About Nouveau Geek
Since before web sites were the norm for everyday business operations, I’ve been extremely passionate about web technologies and how they can be used to advance a business’ overall mission. My recent interests include blogging, mobile, social media, and a combination of all three. In my spare time I volunteer to help drive various non profit online marketing and social media campaigns including Slow Food Chicago and the Near South Youth Association. Also, I offer digital strategy services to small businesses through my own small business, Black Walnut Web Solutions.
My work experience includes everything from operating every aspect of a small business (dental office), to corporate web strategy, to adjunct instruction of Internet Marketing at IADT Chicago. My professionalism matches my passion: I have experience presenting to large audiences including high level executives; I’m well-known for keeping my cool under extreme deadlines and pressure; and I believe in the critical importance of customer service, whether it’s internal or public-facing. My education includes a BA in English from the University of Florida, and an MBA with a concentration in Marketing from the Crummer Graduate School of Business at Rollins College. On a personal level, I’m an enthusiastic “early adopter,” I love my Blackberry, and I can pretty much figure anything out using Google.
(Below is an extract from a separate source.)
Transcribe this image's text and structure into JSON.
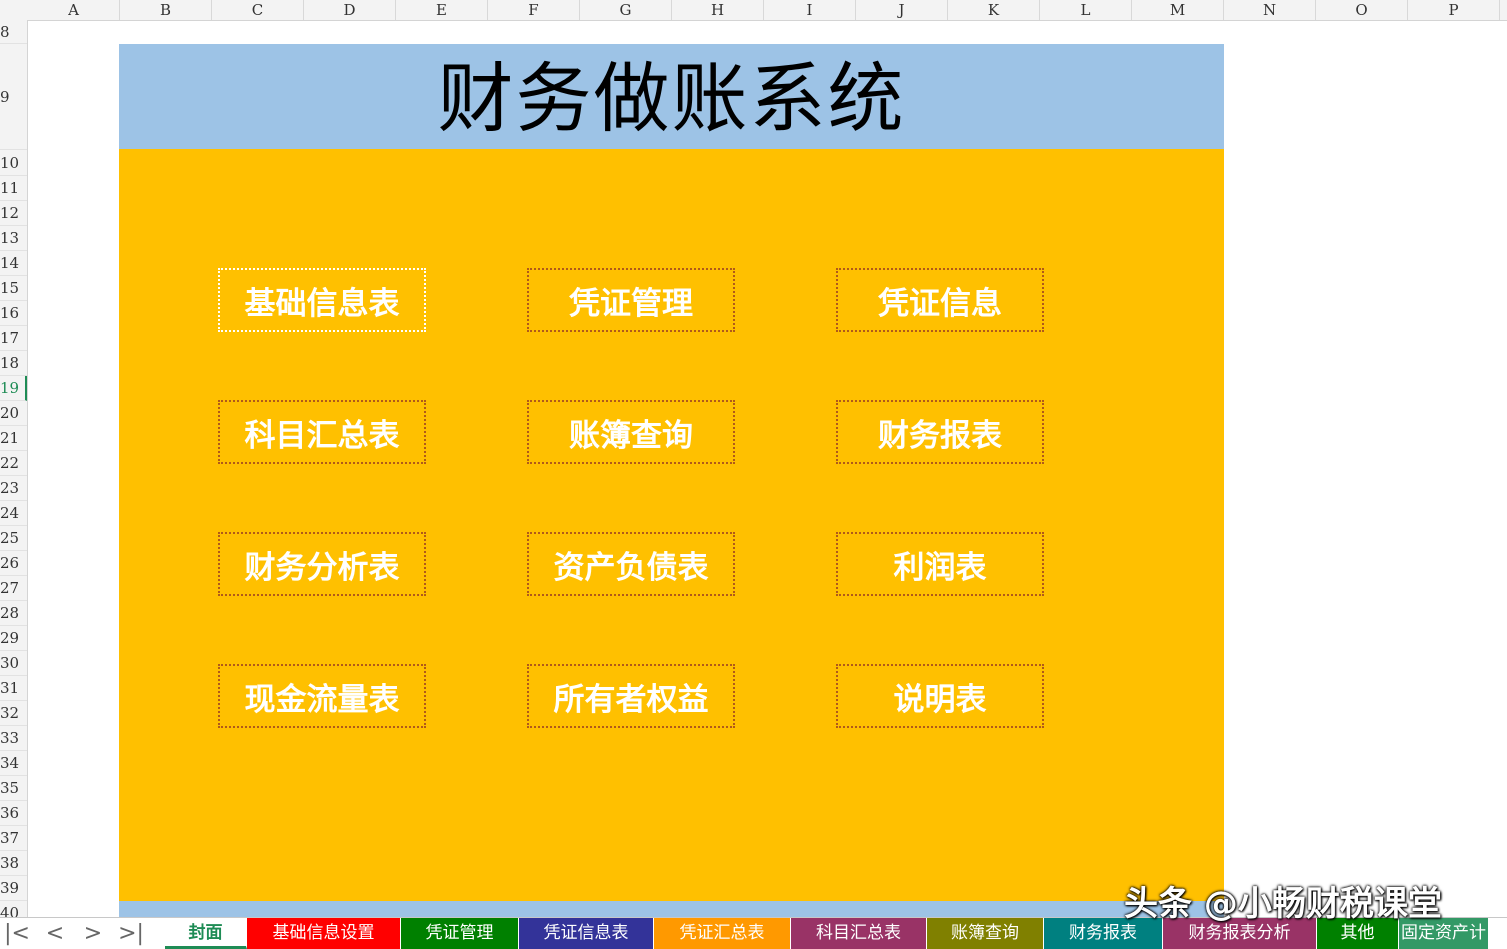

So what is a nouveau geek? I’m not sure I actually coined the term but I did coin a definition which I entered into Wikipedia, and have pasted below. Although Wikipedia deleted the nouveau geek page, I have kept the link (see below,) because it was ever so briefly legitimized by Wikipedia. I hope to restore the page, AND the nouveau geek, into legitimate existence!
Cheers,
Pia Simeoni
Nouveau geek (French for “new geek”), refers to a person who has acquired considerable technical savvy without the deep foundational knowledge of a computer scientist. This term is generally to emphasize that the individual was previously part of a different educational curriculum, such as liberal arts, and that such education has not necessarily provided the means for the development of web sites or the use of gadgets that were previously unobtainable, but rather the Socratic drive to keep questioning, learning, creating, viewing source, copying and pasting, and using WordPress themes and widgets . The term can also be used in a derogatory fashion by hard core techies, for the purposes of intellectual distinction, to describe persons with newfound knowledge as lacking the experience or finesse to use technology in the same manner as the “old geek”—persons who actually know how to write software from scratch but often have no interpersonal skills or the ability to apply complex concepts to modern or everyday business scenarios.